When people hear that we’re planning to hike the PCT, they often ask: What are you going to eat on the PCT? How are you going to get food? Do you carry all of your food in your pack?
It turns out that planning and executing our PCT resupply strategy ended up taking a significant portion of our 2.5 weeks back in California before hitting the trail. There was only so much that we could plan from abroad — we developed a general strategy and then left the rest for later.
There are three main options for resupplying on the PCT: (1) mailing pre-packed boxes from home; (2) buying food as you go; and (3) some combination of #1 and #2. Each strategy has its advantages. It’s often cheaper to purchase food in bulk ahead of time and you can take advantage of the varied selection in larger stores. However, estimating what you want to eat (and how much) months in advance is difficult. Extra or unwanted mailed food could end up in “hiker boxes” (where hikers can either discard their unwanted items or can sift through and take what was left behind), mitigating savings. And of course, it costs money to send packages. That said, we’ll be primarily passing through really small towns with limited grocery selections and high prices. Resupplying as we go would mean spending much of our down time shopping for the next section.
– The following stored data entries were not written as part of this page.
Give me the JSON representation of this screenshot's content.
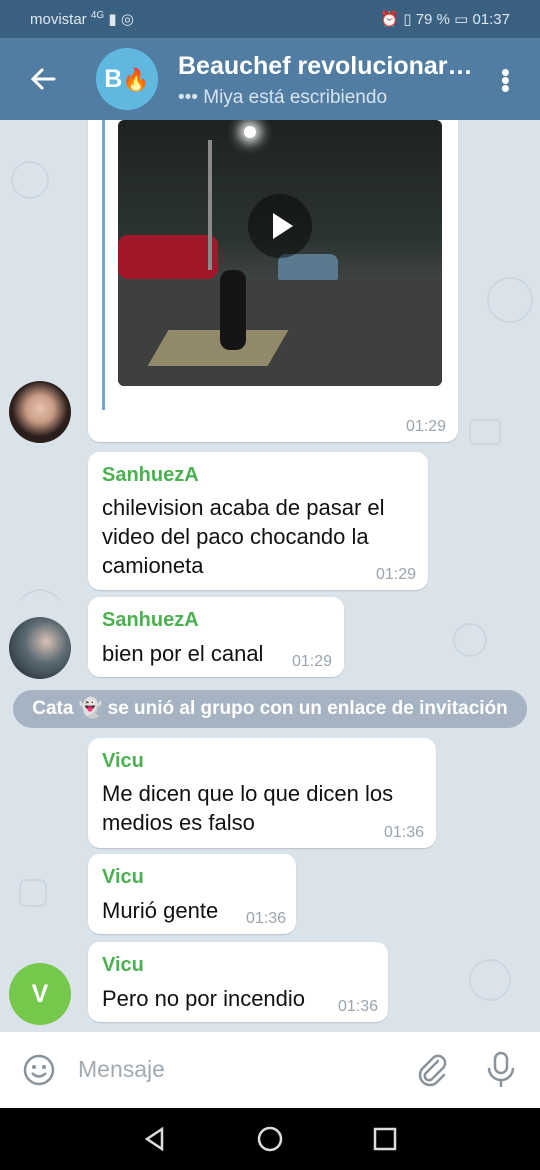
{
  "status": {
    "carrier": "movistar",
    "network": "4G",
    "battery": "79 %",
    "time": "01:37"
  },
  "header": {
    "title": "Beauchef revolucionar…",
    "subtitle": "Miya está escribiendo",
    "avatar_letter": "B"
  },
  "messages": [
    {
      "id": "video",
      "time": "01:29"
    },
    {
      "id": "m1",
      "sender": "SanhuezA",
      "lines": [
        "chilevision acaba de pasar el",
        "video del paco chocando la",
        "camioneta"
      ],
      "time": "01:29"
    },
    {
      "id": "m2",
      "sender": "SanhuezA",
      "lines": [
        "bien por el canal"
      ],
      "time": "01:29"
    },
    {
      "id": "m3",
      "sender": "Vicu",
      "lines": [
        "Me dicen que lo que dicen los",
        "medios es falso"
      ],
      "time": "01:36"
    },
    {
      "id": "m4",
      "sender": "Vicu",
      "lines": [
        "Murió gente"
      ],
      "time": "01:36"
    },
    {
      "id": "m5",
      "sender": "Vicu",
      "lines": [
        "Pero no por incendio"
      ],
      "time": "01:36"
    }
  ],
  "service_message": "Cata 👻 se unió al grupo con un enlace de invitación",
  "avatar_v_letter": "V",
  "input": {
    "placeholder": "Mensaje"
  },
  "icons": {
    "back": "arrow-left-icon",
    "menu": "more-vert-icon",
    "emoji": "emoji-icon",
    "attach": "paperclip-icon",
    "mic": "mic-icon",
    "play": "play-icon"
  },
  "colors": {
    "header": "#517da2",
    "status": "#3a6182",
    "sender": "#4db051",
    "chat_bg": "#dbe3ea"
  }
}
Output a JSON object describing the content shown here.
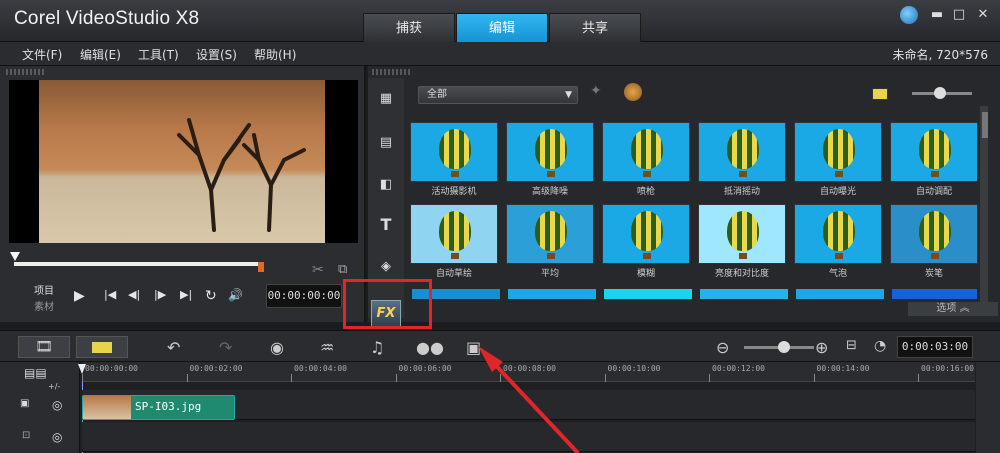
{
  "app": {
    "title": "Corel VideoStudio X8"
  },
  "tabs": [
    {
      "label": "捕获"
    },
    {
      "label": "编辑"
    },
    {
      "label": "共享"
    }
  ],
  "window_controls": {
    "min": "▬",
    "max": "□",
    "close": "✕"
  },
  "menu": [
    {
      "label": "文件(F)"
    },
    {
      "label": "编辑(E)"
    },
    {
      "label": "工具(T)"
    },
    {
      "label": "设置(S)"
    },
    {
      "label": "帮助(H)"
    }
  ],
  "project_info": "未命名, 720*576",
  "player": {
    "mode_project": "项目",
    "mode_clip": "素材",
    "timecode": "00:00:00:00",
    "controls": [
      "▶",
      "|◀",
      "◀|",
      "|▶",
      "▶|",
      "↻",
      "🔊"
    ]
  },
  "library": {
    "filter": "全部",
    "fx_label": "FX",
    "options": "选项",
    "items": [
      {
        "label": "活动摄影机",
        "bg": "#1aa9e4"
      },
      {
        "label": "高级降噪",
        "bg": "#1aa9e4"
      },
      {
        "label": "喷枪",
        "bg": "#1aa9e4"
      },
      {
        "label": "抵消摇动",
        "bg": "#1aa9e4"
      },
      {
        "label": "自动曝光",
        "bg": "#1aa9e4"
      },
      {
        "label": "自动调配",
        "bg": "#1aa9e4"
      },
      {
        "label": "自动草绘",
        "bg": "#8fd5f2"
      },
      {
        "label": "平均",
        "bg": "#2ba0d8"
      },
      {
        "label": "模糊",
        "bg": "#1aa9e4"
      },
      {
        "label": "亮度和对比度",
        "bg": "#9fe6ff"
      },
      {
        "label": "气泡",
        "bg": "#1aa9e4"
      },
      {
        "label": "炭笔",
        "bg": "#2a8fc8"
      }
    ]
  },
  "timeline": {
    "zoom_timecode": "0:00:03:00",
    "ruler": [
      "00:00:00:00",
      "00:00:02:00",
      "00:00:04:00",
      "00:00:06:00",
      "00:00:08:00",
      "00:00:10:00",
      "00:00:12:00",
      "00:00:14:00",
      "00:00:16:00"
    ],
    "clip_name": "SP-I03.jpg",
    "track_add_label": "+/-"
  }
}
We quickly learned during our travels that we are horrible at walking into a grocery store, quickly finding food to put together meals or snacks, and ending up with food we like in accurate quantities. I have a tendency to purchase way too much when I’m hungry (which will be frequent on the PCT). Resupplying as we go would require both of us to be present during shopping to ensure that we’re both pleased (or at least mutually responsible) with the selections. It honestly sounds like a pain in the butt that I’d like to avoid. While we’ll do some shopping as we go to supplement our snacks and at a few particular stops, we’ve decided to simply mail ourselves food.The process was painful. Multiple trips to Costco, Trader Joe’s, and three separate grocery stores. Amazon orders. Lists and more lists. Figuring out shipping options. Figuring out decent lunches and dinners. So much to do!! My parents dining and living room looked like a hurricane had hit a snack shop for at least a week.
But now it’s done. We’ve packed 26 boxes to send ourselves along the trail, to be picked up at post offices, hotels, wilderness camps, country stores, and even a bar. We’ll be sending them through a combination of regional rate boxes, large flat rate priority mail boxes, and book boxes (flat rate boxes are simply too small for two people’s food for 5 days). Our parents have graciously agreed (perhaps unwillingly) to send our boxes, adding and removing food, toiletries, and gear as needed. To say that this is a godsend would be an understatement.
Only time will tell whether our resupply strategy is a good one. Wish us luck!
*Michael’s Note: yes, we are hikers who have a cat named Sierra. Don’t judge.